Datos personales

miércoles, 2 de julio de 2014

MUERTE ENTRE LAS FLORES

La trémula noche escapaba entre los recovecos del lejano bosque mientras un tímido sol de noviembre apenas se atrevía a colarse por la espesa arboleda de las montañas. Una ligera escarcha cubría los campos de un manto blanquecino y luminiscente al que poco a poco irían ganando terreno las pocas flores que quedaban ya víctimas del inminente frío invernal.

Las calles aún desiertas amanecían envueltas por la ligera neblina de las chimeneas recién encendidas de una ciudad perdida en mitad de ninguna parte y demasiado pequeña como para no conservar todavía el olor al antiguo pueblo que un día fue.

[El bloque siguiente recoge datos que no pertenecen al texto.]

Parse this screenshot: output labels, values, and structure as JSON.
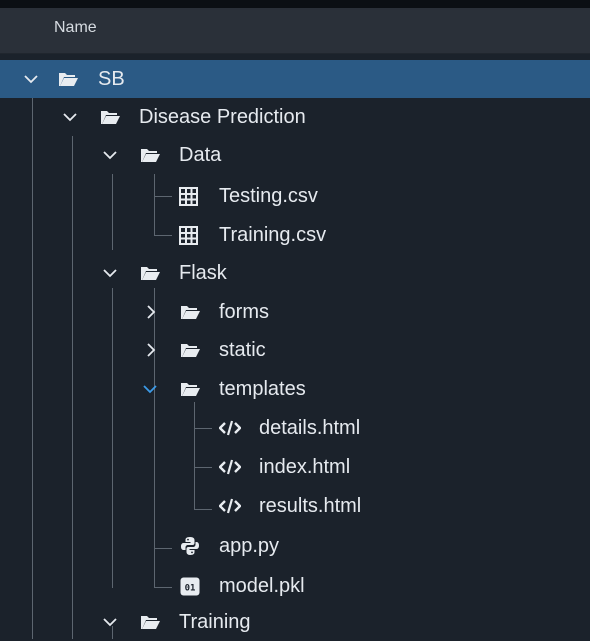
{
  "window": {
    "column_header": "Name"
  },
  "colors": {
    "selection": "#2b5a85",
    "chevron_active": "#3c9be8",
    "folder": "#e8ecf0"
  },
  "tree": [
    {
      "label": "SB",
      "type": "folder",
      "expanded": true,
      "selected": true
    },
    {
      "label": "Disease Prediction",
      "type": "folder",
      "expanded": true
    },
    {
      "label": "Data",
      "type": "folder",
      "expanded": true
    },
    {
      "label": "Testing.csv",
      "type": "file",
      "icon": "table-icon"
    },
    {
      "label": "Training.csv",
      "type": "file",
      "icon": "table-icon"
    },
    {
      "label": "Flask",
      "type": "folder",
      "expanded": true
    },
    {
      "label": "forms",
      "type": "folder",
      "expanded": false
    },
    {
      "label": "static",
      "type": "folder",
      "expanded": false
    },
    {
      "label": "templates",
      "type": "folder",
      "expanded": true,
      "hovered": true
    },
    {
      "label": "details.html",
      "type": "file",
      "icon": "html-code-icon"
    },
    {
      "label": "index.html",
      "type": "file",
      "icon": "html-code-icon"
    },
    {
      "label": "results.html",
      "type": "file",
      "icon": "html-code-icon"
    },
    {
      "label": "app.py",
      "type": "file",
      "icon": "python-icon"
    },
    {
      "label": "model.pkl",
      "type": "file",
      "icon": "binary-file-icon"
    },
    {
      "label": "Training",
      "type": "folder",
      "expanded": true
    }
  ]
}
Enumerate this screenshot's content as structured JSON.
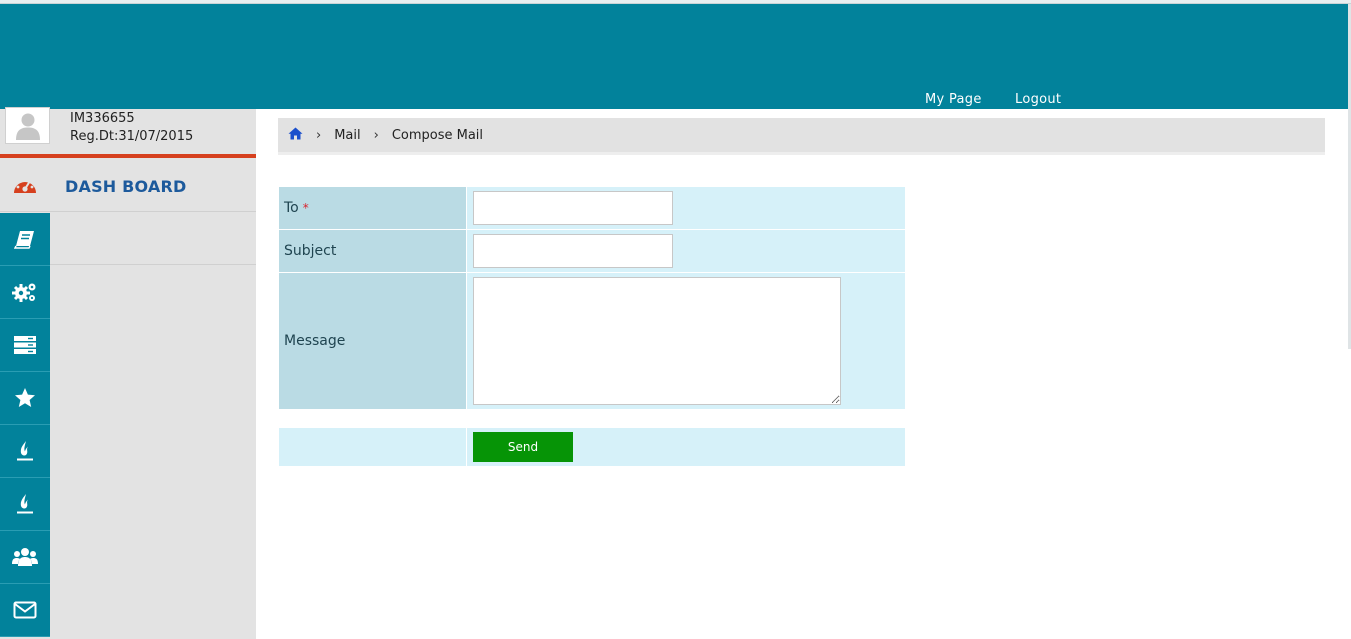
{
  "header": {
    "nav": [
      "My Page",
      "Logout"
    ]
  },
  "profile": {
    "user_id": "IM336655",
    "reg_date": "Reg.Dt:31/07/2015"
  },
  "sidebar": {
    "dashboard_label": "DASH BOARD",
    "icons": [
      "book-icon",
      "cogs-icon",
      "server-icon",
      "star-icon",
      "fire-icon",
      "fire-icon",
      "users-icon",
      "mail-icon"
    ]
  },
  "breadcrumb": {
    "home_icon": "home-icon",
    "items": [
      "Mail",
      "Compose Mail"
    ],
    "separator": "›"
  },
  "form": {
    "to_label": "To",
    "required_mark": "*",
    "subject_label": "Subject",
    "message_label": "Message",
    "to_value": "",
    "subject_value": "",
    "message_value": "",
    "send_label": "Send"
  },
  "colors": {
    "header": "#02829b",
    "accent_red": "#d6401e",
    "dashboard_text": "#1d5a9c",
    "label_bg": "#badbe4",
    "field_bg": "#d6f1f9",
    "send_button": "#069406"
  }
}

En mitad de aquella desangelada mañana en la que ni los perros callejeros salían de sus escondites, un hombre caminaba cabizbajo. Su rostro de nariz aguileña, ojos pequeños y labios apretados permanecía prácticamente oculto por un sombrero oscuro calado hasta las cejas, espesas y ceñudas. Un abrigo negro le cubría desde los anchos hombros encorvados hasta los pies. Diríase que huía ya que cada cierto tiempo su cabeza giraba levemente por encima de su hombro derecho como si sospechase que le seguían. De repente en una encrucijada de dos calles cualesquiera se detuvo indeciso. ¿Debía continuar hacia delante, darse la vuelta, girar a la derecha o girar a la izquierda? Pareció dudar unos segundos pero finalmente cruzó la calle y entró directamente en una sucia taberna que a juzgar por lo desierta que se hallaba, acababa de abrir.

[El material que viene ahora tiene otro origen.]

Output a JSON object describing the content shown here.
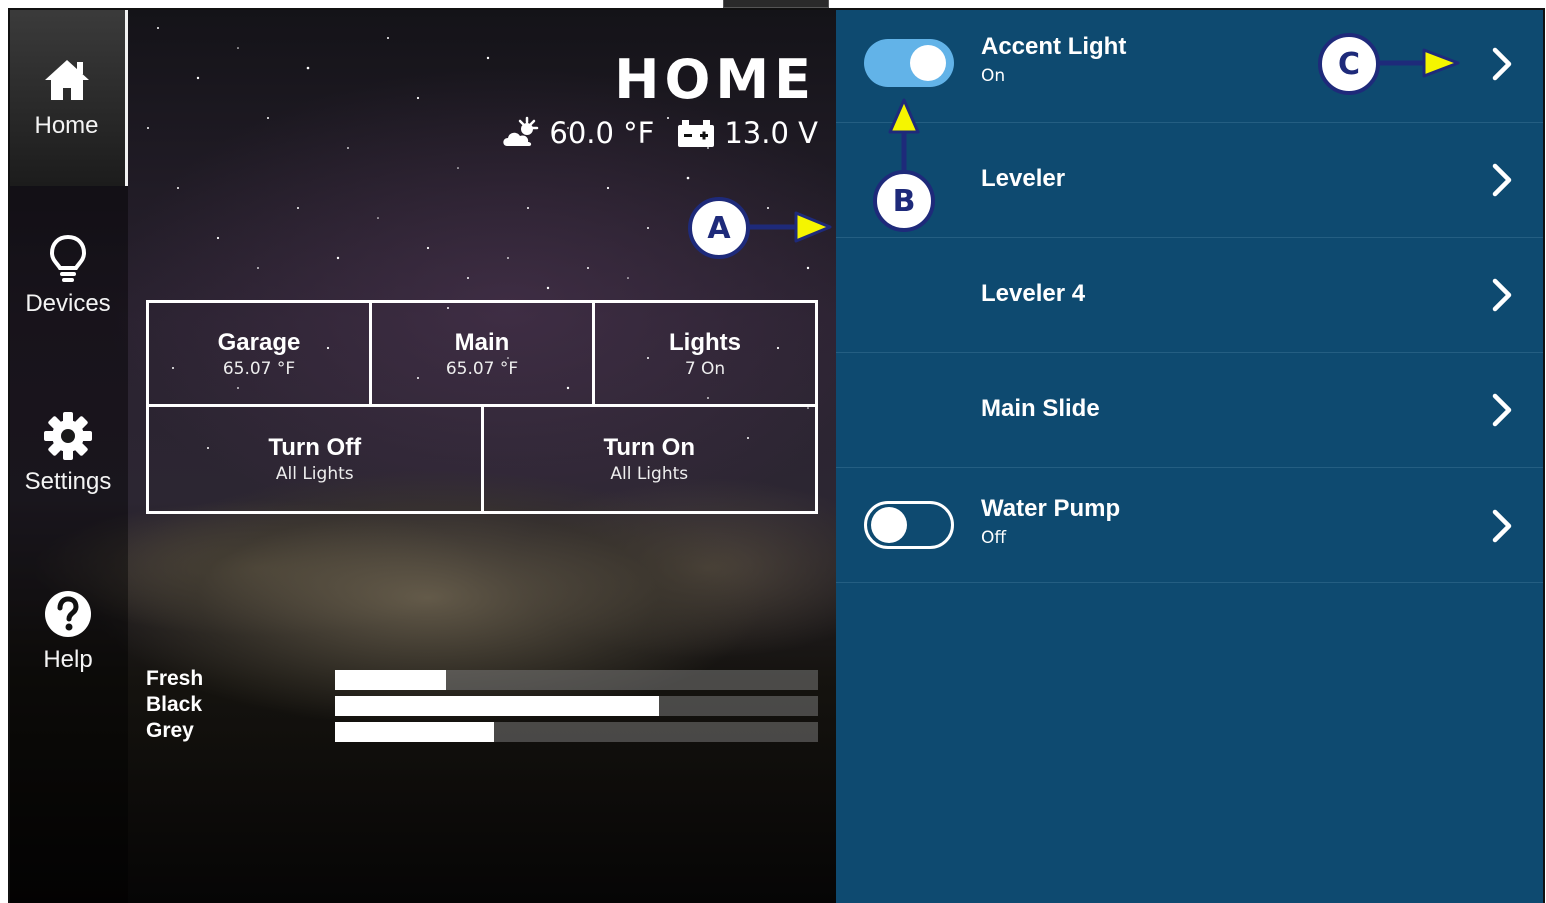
{
  "sidebar": {
    "items": [
      {
        "label": "Home",
        "icon": "home-icon"
      },
      {
        "label": "Devices",
        "icon": "lightbulb-icon"
      },
      {
        "label": "Settings",
        "icon": "gear-icon"
      },
      {
        "label": "Help",
        "icon": "help-icon"
      }
    ]
  },
  "header": {
    "title": "HOME",
    "temperature": "60.0 °F",
    "voltage": "13.0 V"
  },
  "tiles": {
    "garage": {
      "title": "Garage",
      "value": "65.07 °F"
    },
    "main": {
      "title": "Main",
      "value": "65.07 °F"
    },
    "lights": {
      "title": "Lights",
      "value": "7 On"
    },
    "turn_off": {
      "title": "Turn Off",
      "value": "All Lights"
    },
    "turn_on": {
      "title": "Turn On",
      "value": "All Lights"
    }
  },
  "tanks": [
    {
      "label": "Fresh",
      "level": 0.23
    },
    {
      "label": "Black",
      "level": 0.67
    },
    {
      "label": "Grey",
      "level": 0.33
    }
  ],
  "devices": [
    {
      "name": "Accent Light",
      "state": "On",
      "toggle": "on"
    },
    {
      "name": "Leveler"
    },
    {
      "name": "Leveler 4"
    },
    {
      "name": "Main Slide"
    },
    {
      "name": "Water Pump",
      "state": "Off",
      "toggle": "off"
    }
  ],
  "callouts": {
    "a": "A",
    "b": "B",
    "c": "C"
  },
  "colors": {
    "panel_blue": "#0e4a70",
    "toggle_on": "#62b3e8",
    "callout_border": "#1e2a7a",
    "arrow_yellow": "#f5f500"
  }
}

- ¿Qué le sirvo? – preguntó el camarero muy amablemente para las intempestivas horas que eran.

- Whisky. Doble. Sin hielo – dijo el hombre sentándose en una mesa del rincón más apartado.

Mientras esperaba la copa sacó un paquete de cigarrillos de un bolsillo. Al hacerlo, junto la cajetilla cayeron unos cuantos pétalos al suelo. Con manos temblorosas encendió uno y dio una larga calada. El resplandor del pitillo iluminó durante unos segundos su rostro, aún oculto bajo su sombrero. Después de fumar se sintió mejor. Miró por la ventana y trató de encontrar algo dentro de él. Quizás un poco de miedo, tristeza o remordimiento. Pero no halló nada. El temblor que le invadía era frío, sólo eso, un frío inmenso que le devoraba de fuera a dentro y que sólo unas copas, con un poco de suerte, conseguirían atenuar.

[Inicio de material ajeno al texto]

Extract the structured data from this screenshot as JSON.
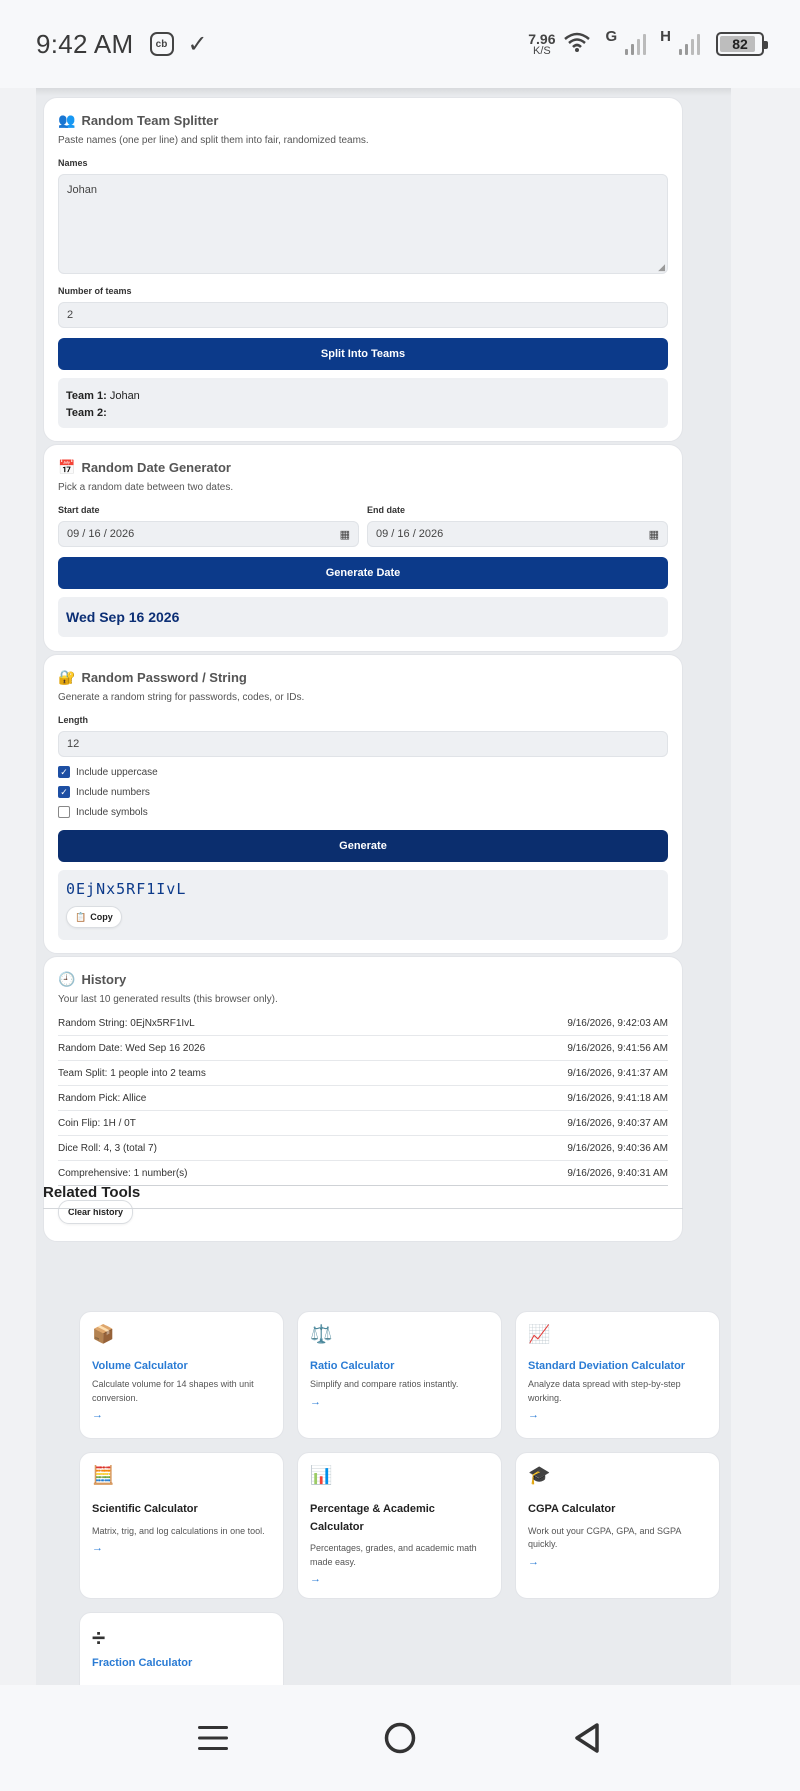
{
  "status": {
    "time": "9:42 AM",
    "speed_value": "7.96",
    "speed_unit": "K/S",
    "net1": "G",
    "net2": "H",
    "battery": "82"
  },
  "team_splitter": {
    "icon": "people-icon",
    "title": "Random Team Splitter",
    "desc": "Paste names (one per line) and split them into fair, randomized teams.",
    "names_label": "Names",
    "names_value": "Johan",
    "teams_label": "Number of teams",
    "teams_value": "2",
    "button": "Split Into Teams",
    "result": [
      {
        "label": "Team 1:",
        "value": "Johan"
      },
      {
        "label": "Team 2:",
        "value": ""
      }
    ]
  },
  "date_generator": {
    "icon": "calendar-icon",
    "title": "Random Date Generator",
    "desc": "Pick a random date between two dates.",
    "start_label": "Start date",
    "start_value": "09 / 16 / 2026",
    "end_label": "End date",
    "end_value": "09 / 16 / 2026",
    "button": "Generate Date",
    "result": "Wed Sep 16 2026"
  },
  "password": {
    "icon": "lock-key-icon",
    "title": "Random Password / String",
    "desc": "Generate a random string for passwords, codes, or IDs.",
    "length_label": "Length",
    "length_value": "12",
    "options": [
      {
        "label": "Include uppercase",
        "checked": true
      },
      {
        "label": "Include numbers",
        "checked": true
      },
      {
        "label": "Include symbols",
        "checked": false
      }
    ],
    "button": "Generate",
    "result": "0EjNx5RF1IvL",
    "copy": "Copy"
  },
  "history": {
    "icon": "clock-icon",
    "title": "History",
    "desc": "Your last 10 generated results (this browser only).",
    "rows": [
      {
        "text": "Random String: 0EjNx5RF1IvL",
        "time": "9/16/2026, 9:42:03 AM"
      },
      {
        "text": "Random Date: Wed Sep 16 2026",
        "time": "9/16/2026, 9:41:56 AM"
      },
      {
        "text": "Team Split: 1 people into 2 teams",
        "time": "9/16/2026, 9:41:37 AM"
      },
      {
        "text": "Random Pick: Allice",
        "time": "9/16/2026, 9:41:18 AM"
      },
      {
        "text": "Coin Flip: 1H / 0T",
        "time": "9/16/2026, 9:40:37 AM"
      },
      {
        "text": "Dice Roll: 4, 3 (total 7)",
        "time": "9/16/2026, 9:40:36 AM"
      },
      {
        "text": "Comprehensive: 1 number(s)",
        "time": "9/16/2026, 9:40:31 AM"
      }
    ],
    "clear": "Clear history"
  },
  "related": {
    "title": "Related Tools",
    "tools": [
      {
        "icon": "package-icon",
        "name": "Volume Calculator",
        "desc": "Calculate volume for 14 shapes with unit conversion.",
        "arrow": "→"
      },
      {
        "icon": "scales-icon",
        "name": "Ratio Calculator",
        "desc": "Simplify and compare ratios instantly.",
        "arrow": "→"
      },
      {
        "icon": "chart-up-icon",
        "name": "Standard Deviation Calculator",
        "desc": "Analyze data spread with step-by-step working.",
        "arrow": "→"
      },
      {
        "icon": "abacus-icon",
        "name": "Scientific Calculator",
        "desc": "Matrix, trig, and log calculations in one tool.",
        "arrow": "→"
      },
      {
        "icon": "bar-chart-icon",
        "name": "Percentage & Academic Calculator",
        "desc": "Percentages, grades, and academic math made easy.",
        "arrow": "→"
      },
      {
        "icon": "grad-cap-icon",
        "name": "CGPA Calculator",
        "desc": "Work out your CGPA, GPA, and SGPA quickly.",
        "arrow": "→"
      },
      {
        "icon": "divide-icon",
        "name": "Fraction Calculator",
        "desc": "",
        "arrow": ""
      }
    ]
  },
  "colors": {
    "primary": "#0c3a8a",
    "link": "#2a7bd4",
    "result_date": "#0c2f75"
  }
}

“Despertar a tu lado cada mañana es lo único que me permite continuar respirando“. Seguía escuchando sus palabras, como un eco recurrente que le martilleaba el cerebro una y otra vez. No volvería a escucharlas, al menos no lo haría fuera de su cabeza. Y eso probablemente el alcohol también lo aliviaría. Mientras tragaba el líquido y sentía cómo le ardía el estómago cerró los ojos y la imagen volvió a aparecerse frente a él nítida y perenne. Se miró las manos. Aquellas grandes manos que a ella tanto le gustaban, que tantas veces habían recorrido su cuerpo. Esa noche lo habían hecho por última vez. Pero esa vez ella no había reído por sus cosquillas ni gemido de placer. Sus manos habían ido ascendiendo hasta su cuello y allí se habían detenido.

- Este era tu lugar preferido. ¿Ya no lo recuerdas? Desnudos entre las flores decías – le susurró él mientras posaba su cuerpo sobre el de ella y sus manos sobre su cuello, acariciando, masajeando, apretando, destrozando. Cuando ella dejó de temblar y agitarse el hombre sintió un extraño e inesperado placer.
Cogió otro vaso y se dio cuenta de que aún le temblaban las manos. ¿Por qué? Había hecho lo que debía. Si no era suyo no podía serlo de nadie. Volvió a beber y la cabeza se le fue despejando cada vez más.

A media mañana, cuando la vida comenzaba a invadir la ciudad y los extraños pasaban a su lado, ignorantes de que compartían el aire que respiraban con un asesino, el hombre cabizbajo siguió su camino sin pena, sin culpa y sin castigo.